Puluhan jurnalis yang tergabung dalam Forum Jurnalis Pengawal Reformasi Nusa Tenggara Timur (FJPR NTT) menggeruduk gedung DPRD setempat. Mereka menyuarakan penolakan Revisi Undang-Undang (UU) Nomor 32 Tahun 2002 tentang Penyiaran.
FJPR NTT yang berdemonstrasi menolak revisi UU Penyiaran terdiri dari berbagai organisasi media dan jurnalis, yakni Aliansi Jurnalis Independen (AJI) Kupang, Persatuan Wartawan Indonesia (PWI) NTT, Ikatan Jurnalis Televisi Indonesia (IJTI) NTT, Jurnalis Online Indonesia (JOIN) NTT, Asosiasi Media Siber Indonesia (AMSI) NTT, Serikat Media Siber Indonesia (SMSI) NTT, dan Jaringan Media Siber Indonesia (JMSI) NTT.
Para jurnalis di NTT menyerukan empat poin tuntutan saat berdemonstrasi. Salah satunya, mereka mendesak DPR RI agar menghentikan pembahasan revisi UU Penyiaran.
SCROLL TO CONTINUE WITH CONTENT
"DPR RI segera menghentikan pembahasan revisi Undang-Undang Penyiaran yang mengandung pasal-pasal bermasalah ini," kata anggota AJI Kota Kupang, Ana Djukana, saat membacakan tuntutan para jurnalis NTT, Jumat (7/5/2024).

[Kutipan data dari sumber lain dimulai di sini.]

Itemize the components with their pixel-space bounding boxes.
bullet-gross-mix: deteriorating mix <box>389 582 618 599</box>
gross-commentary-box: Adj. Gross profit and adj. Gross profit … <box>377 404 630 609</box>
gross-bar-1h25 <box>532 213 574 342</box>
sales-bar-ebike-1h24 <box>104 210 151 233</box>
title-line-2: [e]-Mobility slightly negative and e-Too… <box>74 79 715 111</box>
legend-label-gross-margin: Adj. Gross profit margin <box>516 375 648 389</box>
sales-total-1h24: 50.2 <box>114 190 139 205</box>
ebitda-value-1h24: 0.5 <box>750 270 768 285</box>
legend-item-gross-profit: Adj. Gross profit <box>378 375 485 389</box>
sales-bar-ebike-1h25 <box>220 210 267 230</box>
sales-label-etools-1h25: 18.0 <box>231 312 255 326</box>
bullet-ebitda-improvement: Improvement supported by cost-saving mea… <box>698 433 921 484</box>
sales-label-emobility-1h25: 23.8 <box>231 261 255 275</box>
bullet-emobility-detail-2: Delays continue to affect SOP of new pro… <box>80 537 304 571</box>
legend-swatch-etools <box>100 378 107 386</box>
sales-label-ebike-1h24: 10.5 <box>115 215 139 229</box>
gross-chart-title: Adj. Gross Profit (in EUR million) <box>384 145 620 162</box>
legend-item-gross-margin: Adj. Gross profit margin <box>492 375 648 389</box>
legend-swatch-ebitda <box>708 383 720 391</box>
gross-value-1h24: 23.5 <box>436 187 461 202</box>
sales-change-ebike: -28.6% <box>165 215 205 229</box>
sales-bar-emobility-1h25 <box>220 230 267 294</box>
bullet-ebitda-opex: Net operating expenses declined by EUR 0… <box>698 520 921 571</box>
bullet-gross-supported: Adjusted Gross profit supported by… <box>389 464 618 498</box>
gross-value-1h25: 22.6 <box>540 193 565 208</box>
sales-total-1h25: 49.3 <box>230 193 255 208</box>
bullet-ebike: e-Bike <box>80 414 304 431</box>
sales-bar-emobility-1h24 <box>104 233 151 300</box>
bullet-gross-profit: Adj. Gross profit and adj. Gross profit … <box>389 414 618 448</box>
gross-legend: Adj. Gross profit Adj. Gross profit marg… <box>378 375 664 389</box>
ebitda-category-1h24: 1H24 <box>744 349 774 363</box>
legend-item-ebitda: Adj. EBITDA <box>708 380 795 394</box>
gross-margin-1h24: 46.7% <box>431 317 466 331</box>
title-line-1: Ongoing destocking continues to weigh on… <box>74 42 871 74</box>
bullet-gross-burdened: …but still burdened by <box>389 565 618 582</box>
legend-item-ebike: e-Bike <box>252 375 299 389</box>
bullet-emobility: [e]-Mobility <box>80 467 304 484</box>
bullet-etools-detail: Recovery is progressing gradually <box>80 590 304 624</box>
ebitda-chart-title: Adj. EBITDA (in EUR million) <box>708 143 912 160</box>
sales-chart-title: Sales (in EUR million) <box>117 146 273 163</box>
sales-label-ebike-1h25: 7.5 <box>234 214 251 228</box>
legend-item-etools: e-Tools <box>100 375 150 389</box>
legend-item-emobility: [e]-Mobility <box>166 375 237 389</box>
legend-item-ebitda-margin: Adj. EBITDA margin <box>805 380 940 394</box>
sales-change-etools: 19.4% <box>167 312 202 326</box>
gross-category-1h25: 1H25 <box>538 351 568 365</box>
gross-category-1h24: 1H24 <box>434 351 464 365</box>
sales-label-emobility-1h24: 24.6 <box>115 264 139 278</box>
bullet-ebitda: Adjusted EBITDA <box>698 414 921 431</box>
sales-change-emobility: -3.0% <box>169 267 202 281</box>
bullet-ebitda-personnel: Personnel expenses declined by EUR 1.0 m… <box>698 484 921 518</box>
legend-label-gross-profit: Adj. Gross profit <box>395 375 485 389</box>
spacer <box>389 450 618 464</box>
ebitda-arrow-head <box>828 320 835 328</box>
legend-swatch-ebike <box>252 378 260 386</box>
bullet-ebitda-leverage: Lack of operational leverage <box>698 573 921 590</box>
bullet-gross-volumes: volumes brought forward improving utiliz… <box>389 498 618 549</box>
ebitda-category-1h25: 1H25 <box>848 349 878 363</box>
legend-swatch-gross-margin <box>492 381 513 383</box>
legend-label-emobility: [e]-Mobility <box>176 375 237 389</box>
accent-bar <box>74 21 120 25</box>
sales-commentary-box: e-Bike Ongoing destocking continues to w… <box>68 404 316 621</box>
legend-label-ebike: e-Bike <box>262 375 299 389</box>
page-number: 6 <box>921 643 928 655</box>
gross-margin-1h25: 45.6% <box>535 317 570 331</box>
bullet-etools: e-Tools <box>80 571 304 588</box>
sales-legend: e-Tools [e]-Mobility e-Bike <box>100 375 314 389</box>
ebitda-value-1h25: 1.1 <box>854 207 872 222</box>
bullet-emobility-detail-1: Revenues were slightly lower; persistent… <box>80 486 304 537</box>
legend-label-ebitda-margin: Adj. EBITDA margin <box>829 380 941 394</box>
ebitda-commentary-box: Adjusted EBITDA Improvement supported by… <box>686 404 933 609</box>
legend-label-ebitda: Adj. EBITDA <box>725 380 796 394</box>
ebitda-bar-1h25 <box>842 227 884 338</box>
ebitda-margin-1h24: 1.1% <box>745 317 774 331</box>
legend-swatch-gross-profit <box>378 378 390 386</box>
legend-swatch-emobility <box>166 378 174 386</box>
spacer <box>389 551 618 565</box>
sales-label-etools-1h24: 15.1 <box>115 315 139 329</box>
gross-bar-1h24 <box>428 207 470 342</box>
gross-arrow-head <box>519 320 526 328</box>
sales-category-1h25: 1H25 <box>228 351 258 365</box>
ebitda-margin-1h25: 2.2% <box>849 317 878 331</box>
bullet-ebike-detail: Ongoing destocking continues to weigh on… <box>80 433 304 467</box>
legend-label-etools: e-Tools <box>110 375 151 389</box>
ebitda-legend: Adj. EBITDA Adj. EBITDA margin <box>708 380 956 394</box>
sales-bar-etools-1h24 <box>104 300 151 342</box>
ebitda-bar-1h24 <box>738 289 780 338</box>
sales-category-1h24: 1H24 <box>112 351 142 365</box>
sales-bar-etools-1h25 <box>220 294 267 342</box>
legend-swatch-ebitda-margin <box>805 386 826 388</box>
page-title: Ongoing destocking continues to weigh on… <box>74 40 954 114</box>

Alasan pertama jurnalis NTT menolak revisi UU Penyiaran karena dianggap mengancam kebebasan pers. Ada berbagai pasal bermasalah dalam revisi UU Penyiaran, yakni draf Pasal 8A huruf q, Pasal 508 huruf c, dan Pasal 42 ayat (2).
Salah satu pasal yang disoroti jurnalis di NTT adalah pemberian kewenangan berlebihan kepada Komisi Penyiaran Indonesia (KPI) untuk mengatur konten media. Kewenangan itu dinilai dapat mengarah pada penyensoran dan pembungkaman kritik terhadap pemerintah dan pihak-pihak berkepentingan.
Revisi UU Penyiaran juga dinilai mengancam kebebasan berekspresi. Menurut jurnalis NTT, ketentuan yang mengatur pengawasan konten tidak hanya membatasi ruang gerak media, tetapi juga mengancam kebebasan berekspresi warga negara melalui rancangan sejumlah pasal.
Tak hanya itu, jurnalis di NTT juga menilai revisi UU Penyiaran dapat mengkriminalisasi jurnalis. Sebab, ada ancaman pidana bagi jurnalis yang melaporkan berita yang dianggap kontroversial.
Independensi media juga turut terancam dengan revisi UU Penyiaran. Sebab, menurut jurnalis NTT, revisi UU Penyiaran dapat digunakan menekan media agar berpihak kepada pihak-pihak tertentu seperti termuat dalam draf Pasal 51E.
Bukan hanya itu, munculnya pasal bermasalah mengekang kebebasan berekspresi berpotensi menghilangkan lapangan kerja pekerja kreatif, seperti tim konten Youtube, podcast, pegiat media sosial, dan sebagainya.
Wakil Ketua 2 Komisi I Bidang Pemerintahan DPRD NTT, Ana Waha Kolin, mengatakan tuntutan para jurnalis akan disampaikan kepada pimpinan serta diteruskan kepada DPR RI.
"Revisi undang-undang itu domainnya DPR RI. Jadi nanti kami akan sampaikan dan sebelumnya akan lakukan konsolidasi dengan pimpinan DPRD NTT, dan kami Komisi I akan sampaikan ke masing-masing fraksi-fraksi di tingkat DPR RI," jelas Ana.
Anggota Komisi I DPRD NTT, Gonzalo Muga Sada, memastikan akan mendukung aspirasi dari pekerja pers NTT. Ia berjanji akan mengawal tuntutan pers di NTT hingga ke fraksi-fraksi DPR RI.
"Kami akan pastikan untuk mengawal hal ini, dan akan menyampaikan aspirasi dari teman-teman wartawan. Tuntutan ini bersifat urgent dan perlu secepatnya ditindaklanjuti," tegasnya.